Mean of means and standard deviation

4.2k Views Asked by At

I have a set of data with their means $\mu_1,\mu_2,\ldots\mu_n$ and standard deviations $\sigma_1,\sigma_2,\ldots,\sigma_n$. These values refer to repetitions of the same experiment.
How do I calculate the "mean mean" (average?) and mean standard deviation summarizing all different experiments $\mu_{tot},\sigma_{tot}$?

Basically I have $X_1\sim N(\mu_1,\sigma^2_1), X_2\sim N(\mu_2,\sigma^2_2),\ldots,X_n\sim N(\mu_n,\sigma^2_n)$
and $Z=\frac{X_1+X_2+\ldots+X_n}{n}$. The question is: $Z\sim N(?,?)$

2

There are 2 best solutions below

11
On BEST ANSWER

If you have a physical data set, you can compute it directly. Both the mean, and the standard deviation.

If you have the sizes of populations, say $m_1,\dots,m_n$, then the common mean is trivial to count: $$\mu=\frac{m_1\mu_1+\dots+m_n\mu_n}{m_1+\dots+m_n}$$ as the numerator is the total of all populations.

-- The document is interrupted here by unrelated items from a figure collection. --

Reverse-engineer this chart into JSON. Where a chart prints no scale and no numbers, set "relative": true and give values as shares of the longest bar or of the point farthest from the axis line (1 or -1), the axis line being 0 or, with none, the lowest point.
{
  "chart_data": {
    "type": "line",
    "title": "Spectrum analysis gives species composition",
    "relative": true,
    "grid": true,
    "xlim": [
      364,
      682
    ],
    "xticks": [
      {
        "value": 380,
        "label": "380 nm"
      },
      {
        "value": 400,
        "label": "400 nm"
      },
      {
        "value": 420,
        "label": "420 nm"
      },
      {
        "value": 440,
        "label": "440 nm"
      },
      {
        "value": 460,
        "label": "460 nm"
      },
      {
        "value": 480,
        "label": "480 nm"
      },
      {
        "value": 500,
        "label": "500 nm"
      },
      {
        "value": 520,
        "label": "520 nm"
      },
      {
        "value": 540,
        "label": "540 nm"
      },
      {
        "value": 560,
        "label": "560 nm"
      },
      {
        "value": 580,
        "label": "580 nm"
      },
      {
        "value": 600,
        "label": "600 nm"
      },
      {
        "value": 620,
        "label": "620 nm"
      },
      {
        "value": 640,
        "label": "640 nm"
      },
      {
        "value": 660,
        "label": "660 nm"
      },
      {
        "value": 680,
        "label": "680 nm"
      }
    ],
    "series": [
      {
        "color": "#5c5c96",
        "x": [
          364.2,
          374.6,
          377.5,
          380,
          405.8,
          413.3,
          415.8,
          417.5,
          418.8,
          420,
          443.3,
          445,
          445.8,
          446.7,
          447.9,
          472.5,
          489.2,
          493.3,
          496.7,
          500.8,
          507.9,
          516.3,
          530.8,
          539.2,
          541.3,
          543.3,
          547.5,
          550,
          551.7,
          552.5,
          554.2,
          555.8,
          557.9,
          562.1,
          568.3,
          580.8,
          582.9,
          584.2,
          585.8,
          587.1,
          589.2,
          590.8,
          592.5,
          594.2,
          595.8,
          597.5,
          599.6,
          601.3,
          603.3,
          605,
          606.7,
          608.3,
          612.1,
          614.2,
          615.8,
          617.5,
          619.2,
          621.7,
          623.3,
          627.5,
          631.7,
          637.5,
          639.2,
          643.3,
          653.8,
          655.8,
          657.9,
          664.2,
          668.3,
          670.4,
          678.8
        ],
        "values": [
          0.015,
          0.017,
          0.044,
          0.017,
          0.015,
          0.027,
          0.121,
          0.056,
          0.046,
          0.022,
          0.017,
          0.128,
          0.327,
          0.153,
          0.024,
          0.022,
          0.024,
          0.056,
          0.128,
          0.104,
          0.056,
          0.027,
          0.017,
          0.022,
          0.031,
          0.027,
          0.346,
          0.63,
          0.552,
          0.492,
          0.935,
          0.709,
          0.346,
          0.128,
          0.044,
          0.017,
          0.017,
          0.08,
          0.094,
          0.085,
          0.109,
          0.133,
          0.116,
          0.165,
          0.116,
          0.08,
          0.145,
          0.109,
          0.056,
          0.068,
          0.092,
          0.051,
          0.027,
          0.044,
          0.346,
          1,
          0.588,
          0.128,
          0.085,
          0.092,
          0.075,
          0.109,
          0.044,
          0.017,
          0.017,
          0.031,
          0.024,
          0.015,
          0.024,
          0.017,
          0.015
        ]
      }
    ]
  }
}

About the common variance. This is a mean of squares minus a square of mean. Then you should recreate the sums of squares. For example $\sigma_1^2+\mu_1^2$ is the mean of squares of the 1st population. Then you have also the sum of squares. Next, in this simple manner you have the joint sum of squares. Then their averge is easy to find by division by $m_1+\dots+m_n.$ Finally, subtract $\mu^2$ and we are done. :)

If $m_1=\dots=m_n=m$ (you write about the same experiment), then $$\mu=\frac{\mu_1+\dots+\mu_n}{n}.$$ The sum of squares in $i$-th experiment is $m(\sigma_i^2+\mu_i^2)$. Hence the total variance is $$\sigma^2=\frac{m(\sigma_1^2+\mu_1^2+\dots+\sigma_n^2+\mu_n^2)}{nm}-\mu^2=\frac{(\sigma_1^2+\mu_1^2+\dots+\sigma_n^2+\mu_n^2)}{n}-\mu^2.$$

About the (edited) last fragment of your question, the mean of $Z$ is $$\mu=\frac{\mu_1+\dots+\mu_n}{n},$$ while the standard deviation is $$\sigma=\sqrt{\frac{\sigma_1^2+\dots+\sigma_n^2}{n}}$$ provided that $X_1,\dots,X_n$ are independent.

2
On

Lemma:

$$\int_{-\infty}^\infty e^{-(ax^2-2bx+c)/2}dx=\frac{\sqrt{2\pi}e^{(b^2-ac)/2a}}{\sqrt a}.$$

This is established by completing the square, and the exponent becomes

$$-a\left(x-\frac ba\right)^2+\frac{b^2}a-c.$$

The first term generates the a Gaussian curve, the integral of which is known, and the second a constant factor.


Now we prove that the sum of two independent Gaussians is a Gaussian. Let $z=x+y$, or $y=z-x$, and WLOG, $y$ is centered/reduced, i.e. $\mu_y=0,\sigma_y=1$.

The $\text{pdf}$ of $z$ is obtained as the integral

$$\text{pdf}_{x+y}(z)=\frac1{\sqrt{2\pi}\sigma_x\sqrt{2\pi}}\int_{-\infty}^\infty e^{-(x-\mu_x)^2/2\sigma_x^2}e^{-(z-x)^2/2}dx.$$

The quadratic coefficients of the exponent are

  • $a=\dfrac1{\sigma_x^2}+1$,

  • $b=\dfrac{\mu_x}{\sigma_x^2}+z,$

  • $c=\dfrac{\mu_x^2}{\sigma_x^2}+z^2$.

Now

$$b^2-ac=-\frac{z^2-2\mu_xz+\mu_x^2}{\sigma_x^2},$$

$$\frac{b^2-ac}a=-\frac{(z-\mu_x)^2}{\sigma_x^2+1},$$

and by identification we have a Gaussian law of mean $\mu_z=\mu_x+0$ and variance $\sigma_z^2=\sigma_x^2+1$.

To revert to the general case $(\mu_y,\sigma_y)$, we can scale the variables by $\sigma_y$ and translate by $\mu_y$, which gives

$$\sigma_z^2=\sigma_x^2+\sigma^2_y$$

and

$$\mu_z=\mu_x+\mu_y.$$


The generalization to three variables and more is immediate, as we have established the additivity of the mean and the variance, while the distribution remains Gaussian.